О нет, он вовсе не был догматиком, его верность идеалам молодости не надо понимать так узко и плоско. У него это доблесть, а не порок. О догматизме он написал балладу («Немецкий пролетарий не должон»), в которой слышится смех сквозь слезы. Герой этой баллады, майор Петров, жертва собственной слепоты, и гейневский Enfant perdu – очень разные человеческие типы. Слуцкий был ближе, конечно, ко второму, но и от него существенно отличался. Ведь смотреть на себя со стороны он умел не только под конец, когда родились строки: «Я был в игре. Теперь я вне игры» и «Уценяйтесь, переоценяйтесь, реформируйтесь, деформируйтесь, пародируйте, деградируйте, но без меня, без меня, без меня». Нет, задолго до того, как баз Herze brach («разбилось сердце»), можно сказать, на всем протяжении своего поэтического пути, он умел направлять на себя самого весьма скептический или горько-иронический взгляд. В 1952 году (под этими стихами, не в пример другим, стоит дата) он оставил выразительнейший образец такого умения:
Я строю на песке, а тот песок
еще недавно мне скалой казался.
Он был скалой, для всех скалой остался,
а для меня распался и потек.
… … … … … … … … … … … …
Но верен я строительной программе.
Прижат к стене, вися на волоске,
Я строю на плывущем под ногами,
На уходящем из-под ног песке.
Стихи эти написаны в предпоследний календарный год кровавого сталинского разгула. В марте следующего, 1953 года у многих появилась вера в скорые перемены к лучшему. Литературную судьбу Слуцкого год смерти «бога в хромовых сапогах» повернул со знаменательной незамедлительностью. Именно в этом году уже в августе, поэт, наконец, вышел на публику, напечатался по сути впервые: ведь одна предвоенная публикация, да и та в подборке, рядом со стихами других студентов, и забылась, и вообще принадлежала как бы другой эпохе, автору с совсем иным жизненным опытом. Стихотворение «Памятник», вышедшее внушительным тиражом, в большой газете, заявило всем, кого это касалось, что существует еще один настоящий, ни на кого не похожий поэт.

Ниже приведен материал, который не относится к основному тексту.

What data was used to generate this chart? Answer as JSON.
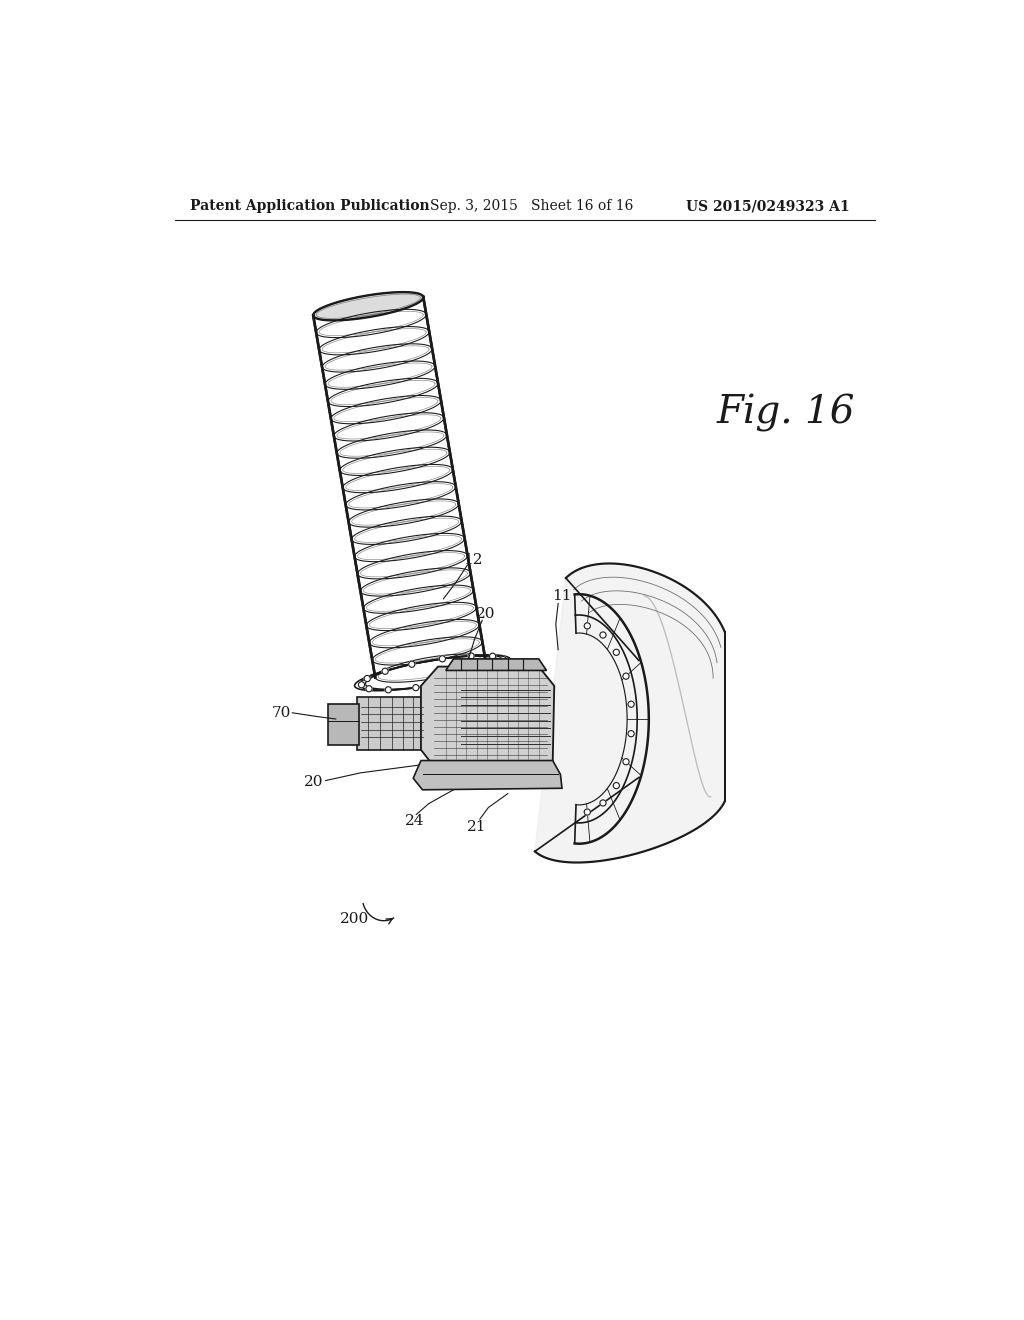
{
  "background_color": "#ffffff",
  "header_left": "Patent Application Publication",
  "header_mid": "Sep. 3, 2015   Sheet 16 of 16",
  "header_right": "US 2015/0249323 A1",
  "fig_label": "Fig. 16",
  "line_color": "#1a1a1a",
  "line_width": 1.2,
  "header_font_size": 10,
  "fig_label_font_size": 28
}
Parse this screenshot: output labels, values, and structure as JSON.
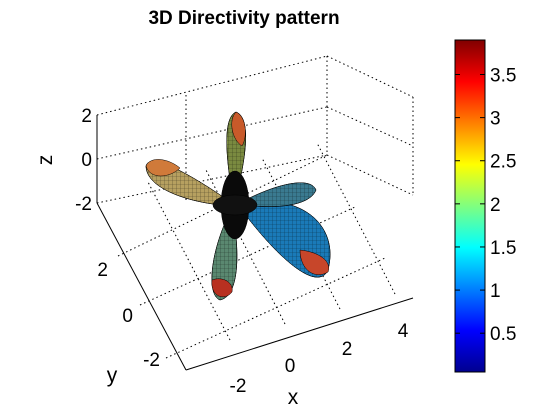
{
  "chart_data": {
    "type": "surface3d",
    "title": "3D Directivity pattern",
    "xlabel": "x",
    "ylabel": "y",
    "zlabel": "z",
    "x_ticks": [
      "-2",
      "0",
      "2",
      "4"
    ],
    "y_ticks": [
      "2",
      "0",
      "-2"
    ],
    "z_ticks": [
      "2",
      "0",
      "-2"
    ],
    "colorbar": {
      "colormap": "jet",
      "range": [
        0.05,
        3.9
      ],
      "ticks": [
        "0.5",
        "1",
        "1.5",
        "2",
        "2.5",
        "3",
        "3.5"
      ]
    },
    "lobes": 5,
    "grid": true
  }
}
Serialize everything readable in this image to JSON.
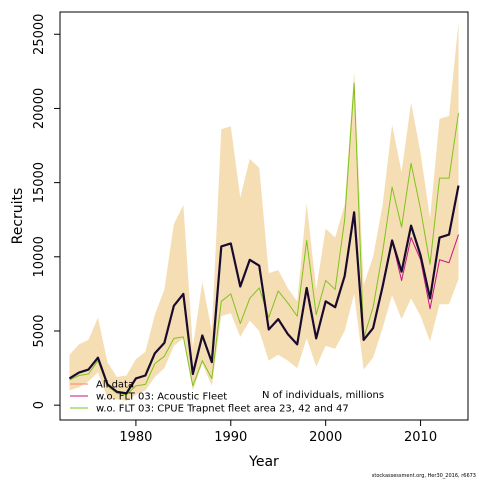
{
  "chart_data": {
    "type": "line",
    "xlabel": "Year",
    "ylabel": "Recruits",
    "xlim": [
      1972,
      2015
    ],
    "ylim": [
      -1000,
      26500
    ],
    "xticks": [
      1980,
      1990,
      2000,
      2010
    ],
    "yticks": [
      0,
      5000,
      10000,
      15000,
      20000,
      25000
    ],
    "grid": false,
    "legend_position": "bottom-left",
    "annotation": "N of individuals, millions",
    "footnote": "stockassessment.org, Her30_2016, r6673",
    "x": [
      1973,
      1974,
      1975,
      1976,
      1977,
      1978,
      1979,
      1980,
      1981,
      1982,
      1983,
      1984,
      1985,
      1986,
      1987,
      1988,
      1989,
      1990,
      1991,
      1992,
      1993,
      1994,
      1995,
      1996,
      1997,
      1998,
      1999,
      2000,
      2001,
      2002,
      2003,
      2004,
      2005,
      2006,
      2007,
      2008,
      2009,
      2010,
      2011,
      2012,
      2013,
      2014
    ],
    "band": {
      "color": "#f5deb3",
      "lower": [
        1000,
        1200,
        1600,
        2200,
        500,
        400,
        300,
        700,
        1000,
        1900,
        2500,
        4000,
        4500,
        1000,
        2800,
        1300,
        6000,
        6200,
        4600,
        5700,
        5000,
        3000,
        3400,
        3000,
        2500,
        4500,
        2600,
        4000,
        3800,
        5000,
        7500,
        2400,
        3200,
        5200,
        7400,
        5800,
        7200,
        6000,
        4300,
        6800,
        6800,
        8500
      ],
      "upper": [
        3400,
        4100,
        4400,
        5900,
        2900,
        1900,
        2000,
        3100,
        3600,
        6100,
        7800,
        12200,
        13500,
        3900,
        8300,
        5000,
        18600,
        18800,
        14000,
        16600,
        16000,
        8900,
        9100,
        7900,
        7000,
        13600,
        7800,
        11900,
        11300,
        13500,
        22500,
        8100,
        10000,
        13500,
        18900,
        15700,
        20400,
        17000,
        12600,
        19300,
        19500,
        25800
      ]
    },
    "series": [
      {
        "name": "All data",
        "color": "#fa8072",
        "width": 1,
        "values": [
          1800,
          2200,
          2400,
          3200,
          1400,
          900,
          800,
          1800,
          2000,
          3500,
          4200,
          6700,
          7500,
          2100,
          4700,
          2900,
          10700,
          10900,
          8000,
          9800,
          9400,
          5100,
          5800,
          4800,
          4100,
          7900,
          4500,
          7000,
          6600,
          8700,
          13000,
          4400,
          5200,
          8000,
          11100,
          9000,
          12100,
          10100,
          7200,
          11300,
          11500,
          14800
        ]
      },
      {
        "name": "w.o. FLT 03: Acoustic Fleet",
        "color": "#c71585",
        "width": 1,
        "values": [
          1800,
          2200,
          2400,
          3200,
          1400,
          900,
          800,
          1800,
          2000,
          3500,
          4200,
          6700,
          7500,
          2100,
          4700,
          2900,
          10700,
          10900,
          8000,
          9800,
          9400,
          5100,
          5800,
          4800,
          4100,
          7900,
          4500,
          7000,
          6600,
          8700,
          13000,
          4400,
          5200,
          8000,
          11100,
          8400,
          11300,
          9800,
          6500,
          9800,
          9600,
          11500
        ]
      },
      {
        "name": "w.o. FLT 03: CPUE Trapnet fleet area 23, 42 and 47",
        "color": "#7fc31c",
        "width": 1,
        "values": [
          1700,
          2000,
          2100,
          3000,
          1300,
          800,
          700,
          1300,
          1400,
          2800,
          3300,
          4500,
          4600,
          1300,
          3000,
          1800,
          7000,
          7500,
          5500,
          7200,
          7900,
          5900,
          7700,
          6900,
          6000,
          11100,
          6100,
          8400,
          7800,
          12500,
          21700,
          4500,
          6600,
          10300,
          14700,
          12000,
          16300,
          13200,
          9500,
          15300,
          15300,
          19700
        ]
      },
      {
        "name": "",
        "color": "#1a0b2e",
        "width": 2.2,
        "values": [
          1800,
          2200,
          2400,
          3200,
          1400,
          900,
          800,
          1800,
          2000,
          3500,
          4200,
          6700,
          7500,
          2100,
          4700,
          2900,
          10700,
          10900,
          8000,
          9800,
          9400,
          5100,
          5800,
          4800,
          4100,
          7900,
          4500,
          7000,
          6600,
          8700,
          13000,
          4400,
          5200,
          8000,
          11100,
          9000,
          12100,
          10100,
          7200,
          11300,
          11500,
          14800
        ]
      }
    ]
  }
}
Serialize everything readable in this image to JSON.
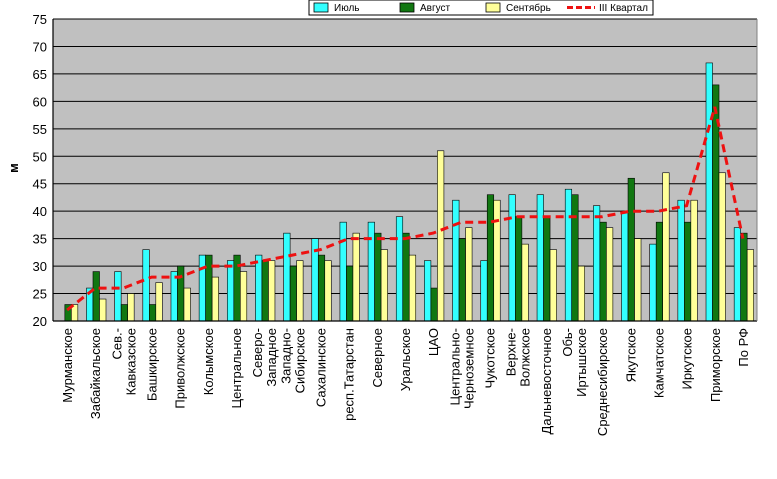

Нелепо думать, будто «песок» стал для него снова «скалой», как ни в чем не бывало, догматиком он, повторяю, не был, но ощущение, что песок перестал «плыть под ногами», «уходить из-под ног», надо полагать, появилось. «Эпоха зрелищ кончена. Пришла эпоха хлеба». В этом его афоризме той поры слышалась какая-то удовлетворенность, умиротворенность. Мог ли он, могли ли мы все тогда оценить значение следа, оставленного в душах «эпохой зрелищ», понять, насколько затяжной характер носит простуда, после того как мир был «просквожен и продут бурей страха»? И «эпоха зрелищ», и эта простуда оказались куда более живучими, чем думалось, и пастернаковская история была тому ясным свидетельством, но она-то произошла еще сравнительно скоро после смерти «бога», жутковатых «зрелищ» хватало и много позднее. Впрочем, «эпоха хлеба» действительно наступила, но она как-то не торопилась и впрямь покончить с предшествовавшей, она как-то уживалась с ней, да и сама не отличалась благообразием. «Социализм был выстроен, поселим в нем людей», – заканчивал Слуцкий то стихотворение, откуда пошел гулять афоризм о смене эпох. «Эпоха хлеба», вскармливавшая и раскармливавшая всесильную чиновную братию, вовсе, оказывалось, не спешила поселить в социализме людей.
Для того напряжения между личностью поэта и его обществом, благодаря которому возникает электрическая энергия поэзии, генераторы и в «эпоху хлеба» отнюдь не переставали работать.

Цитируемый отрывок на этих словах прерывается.